خودکارآمدی، ریسک پذیری و عملکرد در سنگ نوردی
|کد مقاله||سال انتشار||مقاله انگلیسی||ترجمه فارسی||تعداد کلمات|
|62138||2008||7 صفحه PDF||سفارش دهید||محاسبه نشده|
Publisher : Elsevier - Science Direct (الزویر - ساینس دایرکت)
Journal : Personality and Individual Differences, Volume 45, Issue 1, July 2008, Pages 75–81
Self-efficacy may be associated with high risk behaviors in climbers operating at outdoor venues, though little is known about climbers recruited at indoor venues or less risky forms of rock climbing. Two-hundred and one active rock climbers (163 male) aged 16–62 years were recruited at five outdoor and six indoor climbing venues in Britain in a retrospective study. The relationship of self-efficacy to the frequency and difficulty of high and medium risk rock climbing behaviors was modelled using linear regression.
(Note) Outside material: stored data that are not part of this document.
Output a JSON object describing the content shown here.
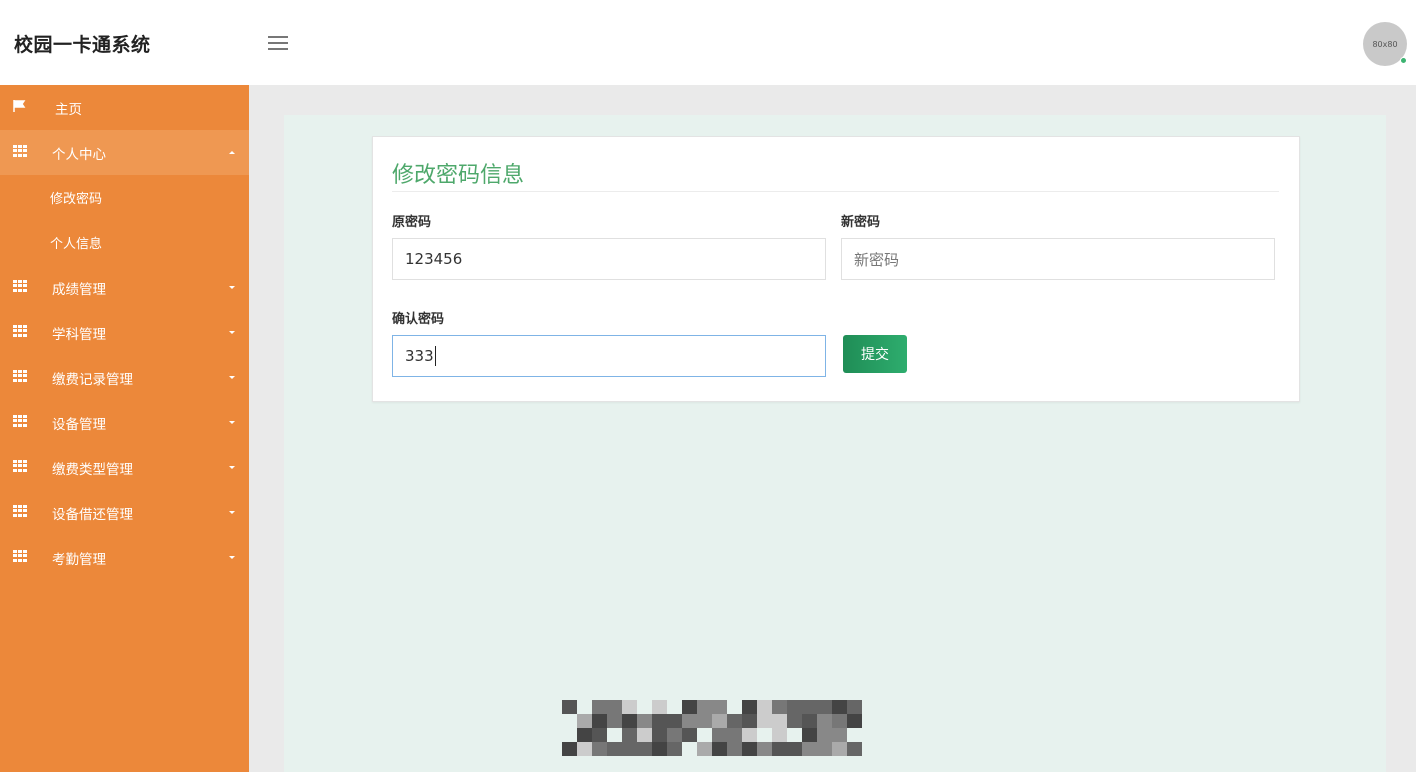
{
  "app": {
    "title": "校园一卡通系统"
  },
  "header": {
    "avatar_text": "80x80"
  },
  "sidebar": {
    "home": "主页",
    "personal": {
      "label": "个人中心",
      "children": [
        "修改密码",
        "个人信息"
      ]
    },
    "items": [
      {
        "label": "成绩管理"
      },
      {
        "label": "学科管理"
      },
      {
        "label": "缴费记录管理"
      },
      {
        "label": "设备管理"
      },
      {
        "label": "缴费类型管理"
      },
      {
        "label": "设备借还管理"
      },
      {
        "label": "考勤管理"
      }
    ]
  },
  "form": {
    "title": "修改密码信息",
    "old_password": {
      "label": "原密码",
      "value": "123456"
    },
    "new_password": {
      "label": "新密码",
      "placeholder": "新密码",
      "value": ""
    },
    "confirm_password": {
      "label": "确认密码",
      "value": "333"
    },
    "submit_label": "提交"
  },
  "colors": {
    "sidebar_bg": "#ec883a",
    "title_green": "#4ea86b",
    "button_green": "#2ead6e",
    "content_bg": "#e7f2ee"
  }
}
Climbers high in self-efficacy engaged in both high and medium risk forms of rock climbing more frequently (β ⩾ 0.18, 95% confidence interval [CI] 0.04–0.32) and at a higher level of difficulty (β ⩾ 0.20, 95% CI 0.04–0.36). These associations were attenuated slightly with adjustment for covariates, though all remained significant. The same pattern of associations was observed for climbers recruited at indoor and outdoor venues, and for male and female climbers. Rock climbers may therefore participate more frequently, take calculated additional risks and attempt harder climbs when they feel confident in their abilities and are high in self-efficacy. Researchers should not assume psychological or behavioral homogeneity within risk taking populations.